Sur le fait fautif consistant à avoir fumé sur un chantier en 2015, la cour constate d’abord qu’aux termes de la lettre de licenciement, l’employeur reproche à M. [M] d’avoir fumé sur un chantier en 2015 puis à nouveau le 10 novembre 2017.
Or, ce dernier fait ressort d’une vidéo prise par un autre salarié, M. [E], dont l’employeur n’a eu connaissance que le 17 avril 2018, ce qui n’est contesté par aucune des parties, la cour rappelant que la SA Snef a convoqué le salarié à un premier entretien préalable à son éventuel licenciement le 09 avril 2018, puis à un nouvel entretien préalable le 30 avril 2018 en visant ces nouveaux faits, soit dans le délai de deux mois.

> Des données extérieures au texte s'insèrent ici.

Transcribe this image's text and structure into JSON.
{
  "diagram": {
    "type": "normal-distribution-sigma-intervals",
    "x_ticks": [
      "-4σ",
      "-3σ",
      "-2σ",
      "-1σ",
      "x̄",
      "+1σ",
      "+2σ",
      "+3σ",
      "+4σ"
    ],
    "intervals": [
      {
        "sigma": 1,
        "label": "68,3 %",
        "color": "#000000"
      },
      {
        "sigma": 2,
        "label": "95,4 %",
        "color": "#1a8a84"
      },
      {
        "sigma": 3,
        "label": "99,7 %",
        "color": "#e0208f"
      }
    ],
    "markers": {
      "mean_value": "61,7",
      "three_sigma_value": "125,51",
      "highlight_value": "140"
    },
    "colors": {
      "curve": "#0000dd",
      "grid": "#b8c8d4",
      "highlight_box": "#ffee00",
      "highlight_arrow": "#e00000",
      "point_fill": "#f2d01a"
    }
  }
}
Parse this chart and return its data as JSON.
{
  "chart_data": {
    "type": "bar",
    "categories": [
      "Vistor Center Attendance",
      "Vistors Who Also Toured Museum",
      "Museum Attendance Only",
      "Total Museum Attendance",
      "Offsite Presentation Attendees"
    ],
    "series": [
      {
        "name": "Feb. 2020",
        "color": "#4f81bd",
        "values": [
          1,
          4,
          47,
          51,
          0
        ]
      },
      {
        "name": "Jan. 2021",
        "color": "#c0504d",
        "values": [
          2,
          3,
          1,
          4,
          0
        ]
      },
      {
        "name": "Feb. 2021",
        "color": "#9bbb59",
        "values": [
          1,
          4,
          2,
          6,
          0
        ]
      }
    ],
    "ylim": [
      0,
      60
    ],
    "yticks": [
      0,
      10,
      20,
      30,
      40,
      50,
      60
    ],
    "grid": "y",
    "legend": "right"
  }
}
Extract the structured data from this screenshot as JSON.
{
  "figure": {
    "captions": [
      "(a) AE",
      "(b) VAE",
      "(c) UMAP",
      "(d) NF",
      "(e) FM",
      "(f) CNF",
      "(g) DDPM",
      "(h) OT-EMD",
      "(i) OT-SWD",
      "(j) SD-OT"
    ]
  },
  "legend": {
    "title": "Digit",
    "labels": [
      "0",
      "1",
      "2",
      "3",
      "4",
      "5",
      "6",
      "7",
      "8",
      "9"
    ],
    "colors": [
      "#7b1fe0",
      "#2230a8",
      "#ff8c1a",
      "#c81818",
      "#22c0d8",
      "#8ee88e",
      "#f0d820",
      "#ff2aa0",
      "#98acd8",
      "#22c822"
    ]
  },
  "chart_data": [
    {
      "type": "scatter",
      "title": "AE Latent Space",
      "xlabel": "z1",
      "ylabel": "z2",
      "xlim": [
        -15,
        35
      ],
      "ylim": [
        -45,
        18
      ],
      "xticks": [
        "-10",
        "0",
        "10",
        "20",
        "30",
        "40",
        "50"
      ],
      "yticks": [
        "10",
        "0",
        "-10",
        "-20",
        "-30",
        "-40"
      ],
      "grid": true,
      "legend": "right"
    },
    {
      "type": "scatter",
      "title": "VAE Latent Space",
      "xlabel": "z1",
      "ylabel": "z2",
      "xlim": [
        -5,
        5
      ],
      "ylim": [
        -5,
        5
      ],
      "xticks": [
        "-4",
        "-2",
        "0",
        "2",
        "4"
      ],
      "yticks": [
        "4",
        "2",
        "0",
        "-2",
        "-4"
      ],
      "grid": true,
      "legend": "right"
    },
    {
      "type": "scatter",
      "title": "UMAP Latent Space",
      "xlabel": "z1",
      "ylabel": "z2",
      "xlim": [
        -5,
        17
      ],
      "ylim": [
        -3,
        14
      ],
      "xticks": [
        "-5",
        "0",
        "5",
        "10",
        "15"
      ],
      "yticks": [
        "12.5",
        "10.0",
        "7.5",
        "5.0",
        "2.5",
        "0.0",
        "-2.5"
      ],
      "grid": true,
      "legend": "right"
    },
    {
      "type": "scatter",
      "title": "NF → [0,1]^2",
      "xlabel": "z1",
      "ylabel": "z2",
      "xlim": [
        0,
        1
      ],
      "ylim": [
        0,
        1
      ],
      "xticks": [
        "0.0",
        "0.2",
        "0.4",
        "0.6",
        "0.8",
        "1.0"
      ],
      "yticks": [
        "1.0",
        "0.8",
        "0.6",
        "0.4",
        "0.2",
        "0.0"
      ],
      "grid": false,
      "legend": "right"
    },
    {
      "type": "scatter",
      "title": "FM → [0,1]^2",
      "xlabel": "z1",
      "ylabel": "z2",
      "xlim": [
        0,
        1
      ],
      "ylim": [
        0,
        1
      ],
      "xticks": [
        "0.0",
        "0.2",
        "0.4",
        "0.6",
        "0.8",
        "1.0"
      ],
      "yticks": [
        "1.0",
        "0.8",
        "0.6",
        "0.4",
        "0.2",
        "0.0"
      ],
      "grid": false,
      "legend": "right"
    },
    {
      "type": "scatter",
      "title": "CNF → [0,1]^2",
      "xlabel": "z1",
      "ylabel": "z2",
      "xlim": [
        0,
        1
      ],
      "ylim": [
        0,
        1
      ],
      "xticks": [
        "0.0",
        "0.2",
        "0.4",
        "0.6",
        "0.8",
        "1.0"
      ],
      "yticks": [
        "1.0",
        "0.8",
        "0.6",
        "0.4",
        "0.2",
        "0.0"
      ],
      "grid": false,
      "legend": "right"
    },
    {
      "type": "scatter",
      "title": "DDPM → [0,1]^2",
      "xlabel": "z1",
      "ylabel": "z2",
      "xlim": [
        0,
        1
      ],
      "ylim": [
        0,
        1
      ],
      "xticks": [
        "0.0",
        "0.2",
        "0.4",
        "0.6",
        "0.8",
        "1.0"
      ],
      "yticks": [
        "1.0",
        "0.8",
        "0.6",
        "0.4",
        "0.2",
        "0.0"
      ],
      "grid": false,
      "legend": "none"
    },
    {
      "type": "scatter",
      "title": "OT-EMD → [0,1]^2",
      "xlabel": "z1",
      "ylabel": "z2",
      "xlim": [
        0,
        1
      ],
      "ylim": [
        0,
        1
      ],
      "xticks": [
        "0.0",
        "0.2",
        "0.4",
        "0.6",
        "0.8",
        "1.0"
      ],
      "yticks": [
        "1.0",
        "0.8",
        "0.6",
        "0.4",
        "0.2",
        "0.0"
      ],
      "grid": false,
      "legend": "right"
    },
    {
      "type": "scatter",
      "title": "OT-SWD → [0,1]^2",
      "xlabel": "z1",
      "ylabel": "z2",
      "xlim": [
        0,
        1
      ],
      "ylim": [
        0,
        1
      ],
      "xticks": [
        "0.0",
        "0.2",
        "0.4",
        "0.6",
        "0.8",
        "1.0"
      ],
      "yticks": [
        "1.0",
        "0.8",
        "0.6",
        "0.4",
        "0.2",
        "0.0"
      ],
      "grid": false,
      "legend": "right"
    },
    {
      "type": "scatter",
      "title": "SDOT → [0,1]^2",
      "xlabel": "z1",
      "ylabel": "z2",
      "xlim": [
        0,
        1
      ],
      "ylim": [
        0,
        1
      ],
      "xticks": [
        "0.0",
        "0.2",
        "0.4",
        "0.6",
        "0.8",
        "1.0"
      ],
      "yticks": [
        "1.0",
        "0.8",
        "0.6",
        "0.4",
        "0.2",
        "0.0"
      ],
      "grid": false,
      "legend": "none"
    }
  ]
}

Dès lors qu’il est reproché au salarié d’avoir fumé en 2015 puis en 2017, de sorte qu’il s’agit de la réitération de faits de même nature, et le second fait n’étant pas prescrit, le grief relatif aux faits commis en 2015 ne l’est pas non plus.
En revanche, pour le fait reproché commis le 16 novembre 2017, consistant à avoir bu un verre sur le chantier Area/Aprr, l’employeur ne s’explique pas sur les circonstances dans lesquelles il en a eu connaissance, et ne démontre pas que ce fait a été découvert dans le délai de prescription, de sorte qu’il est prescrit.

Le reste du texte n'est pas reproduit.